Keywords: menopausal transition, sleep disorders, perception, information processing, actigraphy, older adults
Introduction
Ovarian hormones changes related to menopause were reported to affect sleep physiology and cognitive performance. Additionally, an interplay between sleep quality and cognitive function was observed in previous studies. Poor sleep quality is a strong predictor of cognitive impairments, including attention problems and executive function deficits, particularly in older women.1–3
Sleep has a positive impact on learning, memory, logical reasoning, immune responses, repair processes, microbiome, blood glucose levels, blood pressure, and more.4 In contrast, insufficient sleep (six to seven hours or less) negatively affects the immune and cardiovascular systems, increases the likelihood of developing Alzheimer’s disease (AD), and contributes to other mental disorders. Complete repetitive absence of sleep might lead to the death of the organism.5–7
The quality and duration of sleep naturally change due to the aging of the organism. With increasing age, sleep shortens, falling asleep shifts to earlier evening hours and the organism wakes up in the early morning hours.8 Sleep disorders are up to twice as common in women as in men.9,10 Several studies have shown that these problems are mainly associated with menopause. Sleep problems begin to appear already during the menopausal transition and their occurrence increases in postmenopause.11 During the postmenopause period, 40 to 56% of women suffer from sleep disorders compared to 31% of women in premenopause.11 Women in postmenopause often suffer from poor sleep quality, insufficient sleep quantity, or other sleep disorders. An eight-year longitudinal analysis by Baker et al,12 involving over 3000 women from the SWAN (Study of Women’s Health Across the Nation) cohort, showed that frequent nighttime awakenings are the most common sleep disturbance among postmenopausal women. Sex hormones, especially estradiol (E2) play an important role in women’s sleep quality.13
During perimenopause, levels of follicle-stimulating hormone (FSH) significantly increase, while E2 levels are normal or decreased.14 The rise in FSH is probably due to a decline in ovarian inhibin production, which under normal physiological conditions reduces FSH secretion in the pituitary gland.14 Postmenopause is characterized by amenorrhea lasting longer than one year, when amenorrhea becomes permanent. This period is characterized by minimal hormone production in the ovaries, reduced E2 levels, and a permanently elevated level of FSH and luteinizing hormone (LH).15 Kravitz et al11 found that sleep disturbances are linked to changes in reproductive hormone levels. A decrease in E2 was associated with difficulty falling asleep and maintaining sleep, while an increase in FSH was linked to problems with sleep maintenance.11
E2 and its neuroprotective effects have been shown to enhance cholinergic and serotonergic neurotransmission and to support synaptic plasticity in the hippocampus and prefrontal cortex.16 The decline in this ovarian hormone, during the menopausal transition appears to affect neural systems involved in learning and memory. During menopausal transition many women experience changes in cognitive performance,17 particularly in domains such as verbal memory, attention, working memory and executive function.18–20 Previous epidemiological and clinical studies suggest an association between postmenopausal hormone levels and cognitive performance indicating that lower E2 levels and/or disrupted E2 signaling correlates with a greater risk of cognitive decline.

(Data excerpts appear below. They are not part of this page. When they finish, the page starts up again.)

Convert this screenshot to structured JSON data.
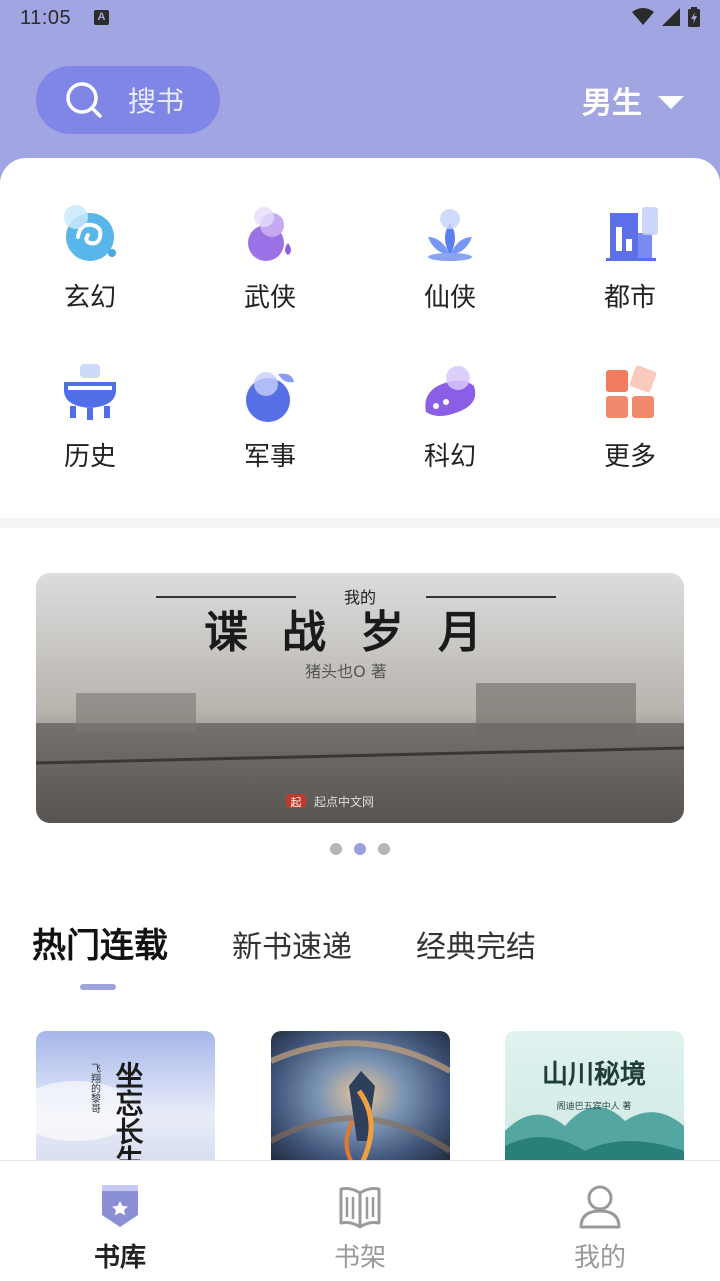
{
  "status_bar": {
    "time": "11:05",
    "a_badge": "A"
  },
  "header": {
    "search_placeholder": "搜书",
    "gender_label": "男生"
  },
  "categories": [
    {
      "label": "玄幻",
      "icon": "swirl-icon"
    },
    {
      "label": "武侠",
      "icon": "gourd-icon"
    },
    {
      "label": "仙侠",
      "icon": "lotus-icon"
    },
    {
      "label": "都市",
      "icon": "buildings-icon"
    },
    {
      "label": "历史",
      "icon": "ding-cauldron-icon"
    },
    {
      "label": "军事",
      "icon": "grenade-icon"
    },
    {
      "label": "科幻",
      "icon": "planet-icon"
    },
    {
      "label": "更多",
      "icon": "grid-icon"
    }
  ],
  "banner": {
    "small_title": "我的",
    "title": "谍战岁月",
    "author_line": "猪头也O 著",
    "publisher": "起点中文网",
    "publisher_badge": "起"
  },
  "carousel": {
    "count": 3,
    "active_index": 1
  },
  "tabs": [
    {
      "label": "热门连载",
      "active": true
    },
    {
      "label": "新书速递",
      "active": false
    },
    {
      "label": "经典完结",
      "active": false
    }
  ],
  "books": [
    {
      "cover_title": "坐忘长生",
      "cover_author": "飞翔的黎哥"
    },
    {
      "cover_title": "",
      "cover_author": ""
    },
    {
      "cover_title": "山川秘境",
      "cover_author": "阁迪巴五宾中人 著"
    }
  ],
  "bottom_nav": [
    {
      "label": "书库",
      "active": true
    },
    {
      "label": "书架",
      "active": false
    },
    {
      "label": "我的",
      "active": false
    }
  ],
  "colors": {
    "accent": "#a1a6e2",
    "search_bg": "#7f86e6",
    "nav_active": "#8a8fd6"
  }
}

Sleep plays a crucial role in cognitive processes. It is important to diagnose and treat insomnia in older adults properly as poor sleep can have serious consequences, including decreased health-related quality of life,21 impaired cognitive performance22 and even an increased risk of dementia, including AD.11 Therefore, the aim of this study was systematically review and summarize the results of available literature on with the impact of sleep deprivation on cognitive function in postmenopausal women.
Materials and Methods
Eligibility Criteria for Selecting Studies
The systematic review was developed in accordance with the guidelines set by the Preferred Reporting Items for Systematic Reviews and Meta-Analyses (PRISMA).23 The PECO criteria were used to evaluate the eligibility of the studies for this systematic review (Table 1).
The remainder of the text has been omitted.